I'm considering buying some Recreational Vehicule (RV) instead of a house. My plan is to work 6 months in Canada (probably Toronto) and spend the next 6 months down South. I would prefer buying the RV brand new. That could be done within 5 years. To make that plan possible, I would really have to work these 6 months every year. Otherwise, my saving would be simply insufficient to survive that lifestyle. Finding a job in Toronto in customer service (service on the phone) seems very easy for French-speaking persons like me.


----------



## Taxsaver (Jun 7, 2009)

I've just thought of another plan: Buying a modest home around Toronto and one down South - you can find some starting at $5000. See the link below.

I work for 6 months in Toronto, save up money, and spend 6 months in Florida. I come back 6 months later, and work for another 6 months. 

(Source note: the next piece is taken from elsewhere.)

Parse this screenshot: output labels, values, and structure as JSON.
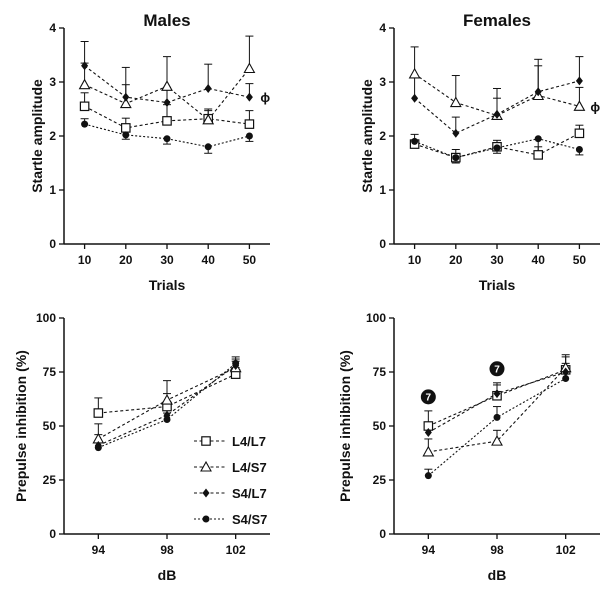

http://www.riderhomes.com/florida_mobile_homes_1.html


----------



## canadianbanks (Jun 5, 2009)

I'm not sure you will be able to save enough working as a customer service in Toronto.


----------



## OhGreatGuru (May 24, 2009)

Be sure to check the rules regarding residency for tax purposes; health care; OAS; motor vehicle & drivers licensing; auto insurance. Generally speaking you want to maintain CDN residency for just over 6 months for most purposes (health care, taxes). OAS is payable outside the country, provided you have been a long=term resident. Immigrants need to check the rules on number of years residency to make sure their eligibility is not affected. Out of country health care insurance gets increasingly expensive with age; auto insurance rates & policies are based on geographic location, so if you are spending 6 months out of your normal area of residence your insurance coverage may be affected.

You might want to consider joining an association like the Canadian Snowbird Association to keep in touch with news and articles on these issues.


----------



## Jon Chevreau (Apr 4, 2009)

Anyone heard the radio ad by some developer that offers both a Canadian new home plus one in Florida?


----------



## Rickson9 (Apr 9, 2009)

Jon Chevreau said:


> Anyone heard the radio ad by some developer that offers both a Canadian new home plus one in Florida?


http://www.yourhome.ca/homes/realestate/article/652570---ultimate-snowbird-package-takes-flight


----------